Bu bağlamda, bir kişiyi sürekli olarak rüyanızda görmenin, o kişinin sizi özlediği anlamına geleceği tartışmalı bir sorudur. Ruhsal etkilere maruz kalmanıza karşın, insanlar arasındaki duygusal bağı yansıttıysanız, onları çok istediğinize inanmayacaklarını belirtmek önemlidir.

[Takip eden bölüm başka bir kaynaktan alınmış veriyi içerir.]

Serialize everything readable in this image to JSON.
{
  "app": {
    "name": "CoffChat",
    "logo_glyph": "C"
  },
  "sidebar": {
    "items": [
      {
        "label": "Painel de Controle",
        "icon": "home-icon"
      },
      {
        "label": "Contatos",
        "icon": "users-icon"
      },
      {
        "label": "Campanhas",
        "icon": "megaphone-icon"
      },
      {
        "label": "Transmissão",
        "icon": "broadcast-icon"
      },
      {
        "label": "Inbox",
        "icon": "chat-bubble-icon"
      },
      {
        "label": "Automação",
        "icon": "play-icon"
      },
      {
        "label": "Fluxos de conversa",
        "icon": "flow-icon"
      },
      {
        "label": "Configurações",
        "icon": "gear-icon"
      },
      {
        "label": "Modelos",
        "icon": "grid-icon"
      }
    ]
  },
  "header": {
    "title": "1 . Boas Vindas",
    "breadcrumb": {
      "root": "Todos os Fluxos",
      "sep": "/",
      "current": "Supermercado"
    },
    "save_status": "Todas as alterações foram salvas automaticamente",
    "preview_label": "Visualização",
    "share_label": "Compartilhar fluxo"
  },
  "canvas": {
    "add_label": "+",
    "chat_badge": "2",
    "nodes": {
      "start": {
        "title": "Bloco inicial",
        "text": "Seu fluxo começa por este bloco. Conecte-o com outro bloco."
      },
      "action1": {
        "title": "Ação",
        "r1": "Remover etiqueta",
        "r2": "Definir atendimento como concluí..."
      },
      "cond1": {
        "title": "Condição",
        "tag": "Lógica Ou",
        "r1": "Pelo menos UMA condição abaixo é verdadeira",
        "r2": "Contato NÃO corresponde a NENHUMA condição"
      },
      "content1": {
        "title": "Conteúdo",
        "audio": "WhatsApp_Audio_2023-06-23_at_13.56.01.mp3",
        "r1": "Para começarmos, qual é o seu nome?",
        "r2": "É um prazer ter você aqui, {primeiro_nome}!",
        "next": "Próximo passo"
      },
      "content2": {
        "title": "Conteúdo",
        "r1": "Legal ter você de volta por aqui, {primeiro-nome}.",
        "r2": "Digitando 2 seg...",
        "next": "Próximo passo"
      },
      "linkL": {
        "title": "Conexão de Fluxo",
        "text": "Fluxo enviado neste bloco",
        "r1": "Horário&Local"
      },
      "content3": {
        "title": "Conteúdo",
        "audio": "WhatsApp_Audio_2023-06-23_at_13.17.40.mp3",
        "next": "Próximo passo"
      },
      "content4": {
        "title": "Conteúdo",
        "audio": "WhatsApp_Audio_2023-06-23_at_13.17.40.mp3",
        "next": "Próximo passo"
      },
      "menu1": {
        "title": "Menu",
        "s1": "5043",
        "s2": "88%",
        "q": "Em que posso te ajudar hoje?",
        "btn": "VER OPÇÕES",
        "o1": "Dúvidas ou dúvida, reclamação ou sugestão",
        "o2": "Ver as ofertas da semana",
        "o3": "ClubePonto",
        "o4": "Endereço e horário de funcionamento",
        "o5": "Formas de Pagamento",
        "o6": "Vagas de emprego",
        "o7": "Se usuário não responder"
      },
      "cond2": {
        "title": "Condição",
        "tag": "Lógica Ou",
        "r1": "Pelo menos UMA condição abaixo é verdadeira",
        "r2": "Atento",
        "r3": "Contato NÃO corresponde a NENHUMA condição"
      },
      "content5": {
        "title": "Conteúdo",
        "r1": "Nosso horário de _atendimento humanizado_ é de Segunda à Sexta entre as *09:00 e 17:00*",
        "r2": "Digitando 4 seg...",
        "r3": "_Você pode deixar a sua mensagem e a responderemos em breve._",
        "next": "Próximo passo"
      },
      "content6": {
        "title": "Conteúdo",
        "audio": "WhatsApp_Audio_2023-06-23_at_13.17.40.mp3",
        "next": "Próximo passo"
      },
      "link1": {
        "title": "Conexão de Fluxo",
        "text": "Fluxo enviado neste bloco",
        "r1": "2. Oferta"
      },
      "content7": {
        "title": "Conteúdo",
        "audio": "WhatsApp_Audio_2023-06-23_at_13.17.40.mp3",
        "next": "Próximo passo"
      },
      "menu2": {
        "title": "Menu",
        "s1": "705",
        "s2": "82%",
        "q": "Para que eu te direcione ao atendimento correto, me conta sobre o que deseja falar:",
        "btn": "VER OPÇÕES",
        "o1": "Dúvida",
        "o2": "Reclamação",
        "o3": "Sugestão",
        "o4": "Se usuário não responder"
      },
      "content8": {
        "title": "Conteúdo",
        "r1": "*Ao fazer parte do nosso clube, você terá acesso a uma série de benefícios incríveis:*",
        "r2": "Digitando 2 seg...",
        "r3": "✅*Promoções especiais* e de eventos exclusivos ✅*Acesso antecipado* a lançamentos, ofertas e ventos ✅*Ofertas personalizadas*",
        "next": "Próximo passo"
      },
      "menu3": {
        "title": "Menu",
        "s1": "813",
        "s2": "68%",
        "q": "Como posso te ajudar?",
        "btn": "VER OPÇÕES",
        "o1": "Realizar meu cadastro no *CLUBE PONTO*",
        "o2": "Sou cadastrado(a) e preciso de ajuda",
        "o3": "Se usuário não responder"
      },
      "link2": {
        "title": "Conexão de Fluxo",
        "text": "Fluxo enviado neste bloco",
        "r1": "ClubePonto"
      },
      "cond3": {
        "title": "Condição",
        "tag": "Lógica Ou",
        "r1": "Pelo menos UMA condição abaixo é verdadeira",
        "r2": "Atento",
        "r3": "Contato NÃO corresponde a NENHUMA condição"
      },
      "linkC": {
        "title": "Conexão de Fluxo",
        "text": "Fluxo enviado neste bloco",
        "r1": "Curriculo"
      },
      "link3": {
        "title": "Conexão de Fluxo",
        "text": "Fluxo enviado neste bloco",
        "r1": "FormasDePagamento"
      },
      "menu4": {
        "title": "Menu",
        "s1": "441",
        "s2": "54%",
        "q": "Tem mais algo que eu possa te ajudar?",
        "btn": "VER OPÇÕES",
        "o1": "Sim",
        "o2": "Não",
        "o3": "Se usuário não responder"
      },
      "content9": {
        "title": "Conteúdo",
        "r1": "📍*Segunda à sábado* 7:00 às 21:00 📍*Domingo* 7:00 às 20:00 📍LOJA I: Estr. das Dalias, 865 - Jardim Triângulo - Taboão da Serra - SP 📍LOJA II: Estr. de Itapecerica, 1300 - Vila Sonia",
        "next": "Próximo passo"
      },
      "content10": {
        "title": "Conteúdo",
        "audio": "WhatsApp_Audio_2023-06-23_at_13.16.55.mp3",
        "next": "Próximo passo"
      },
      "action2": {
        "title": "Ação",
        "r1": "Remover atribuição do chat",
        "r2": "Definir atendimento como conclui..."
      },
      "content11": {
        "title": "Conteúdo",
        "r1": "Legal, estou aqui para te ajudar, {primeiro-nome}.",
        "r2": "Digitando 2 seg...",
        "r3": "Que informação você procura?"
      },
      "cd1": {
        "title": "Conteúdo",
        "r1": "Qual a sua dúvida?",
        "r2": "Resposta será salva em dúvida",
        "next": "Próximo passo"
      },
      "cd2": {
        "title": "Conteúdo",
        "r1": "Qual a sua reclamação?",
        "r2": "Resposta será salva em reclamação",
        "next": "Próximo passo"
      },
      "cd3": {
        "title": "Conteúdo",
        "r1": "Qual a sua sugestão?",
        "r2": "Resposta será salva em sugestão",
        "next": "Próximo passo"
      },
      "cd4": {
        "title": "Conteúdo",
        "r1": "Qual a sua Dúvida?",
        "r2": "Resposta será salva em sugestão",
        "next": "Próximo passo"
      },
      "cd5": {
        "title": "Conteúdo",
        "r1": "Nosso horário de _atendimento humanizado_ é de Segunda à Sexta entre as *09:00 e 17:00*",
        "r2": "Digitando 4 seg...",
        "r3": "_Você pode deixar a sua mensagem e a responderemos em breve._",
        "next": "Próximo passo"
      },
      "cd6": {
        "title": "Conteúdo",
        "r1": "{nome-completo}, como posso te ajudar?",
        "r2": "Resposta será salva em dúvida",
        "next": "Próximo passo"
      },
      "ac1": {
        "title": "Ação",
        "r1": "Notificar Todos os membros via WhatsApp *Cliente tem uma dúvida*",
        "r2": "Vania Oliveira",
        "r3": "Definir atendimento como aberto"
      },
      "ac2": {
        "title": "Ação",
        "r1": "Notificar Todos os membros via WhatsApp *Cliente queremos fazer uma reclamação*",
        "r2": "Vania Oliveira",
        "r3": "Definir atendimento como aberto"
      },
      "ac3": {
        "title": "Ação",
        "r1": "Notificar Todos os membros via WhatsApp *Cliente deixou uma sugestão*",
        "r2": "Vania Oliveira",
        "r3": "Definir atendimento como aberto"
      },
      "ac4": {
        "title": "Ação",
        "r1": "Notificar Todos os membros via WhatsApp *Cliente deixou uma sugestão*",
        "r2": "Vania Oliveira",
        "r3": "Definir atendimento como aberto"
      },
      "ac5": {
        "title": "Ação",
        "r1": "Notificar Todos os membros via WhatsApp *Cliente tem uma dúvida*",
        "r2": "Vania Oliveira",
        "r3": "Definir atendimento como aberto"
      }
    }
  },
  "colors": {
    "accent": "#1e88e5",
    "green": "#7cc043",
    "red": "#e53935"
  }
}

Rüya görmek, gerçeklikten soyutlandıkça kesin olmayan ve kendi arzularını ne kadar dayalı olduğunu görebilmenize yönelik yorumlarla dolu bir süreçtir.
Özellikle aşık olan ve ayrı olan çiftler rüyalarının özel anlamının üzerinde durmak isteyebilir. Uzmanlar, gerçek olaylar ve düşüncelerin karanlık duvarlarımıza alışık olmadığımız ortamlarda çıkmasının tehlikeli olabileceğini belirtmektedirler. Bu nedenle, rüyalar yorumlanırsa, ne kadar iyi düşünülürse düşünülsün bazı gerçekleri öğrenmemize yardımcı olabilir. Bu durumda, bazı sağlıklı ve varsayımlara dayalı bilgiler sürükleyebiliriz.
Bir kişiyi sürekli rüyalarınızda görmek, o kişinin sizi özlediği anlamına gelmeyebilir. Genellikle insanlar rüyalarına, mevcut gerçeklikten farklı olarak karşımıza çıkan kopuk görüntüler eşliğinde odaklanırlar. Ancak, her rüyanın arka planındaki temel nokta hakkında usulca ve dikkatli konuşulmalıdır. Uzman görüşüne göre, kişisel arzular ve çabalar hem, kişisel anıların bireysel ifadelerini ortaya çıkarmak hem de bizim arzuladığımız noktalara gerçekten yakın olan mesajları net olarak okumamızı sağlar. Bu nedenle, rüyalar hakkında bir yorum, kendi sahip olduğunuz hassas hisler ve algılar ile kendinizi destekleyen net konuşmalarla netleştirilmeli ve kitlesel fikir akımlarına karşı bir kenara bırakılmalıdır.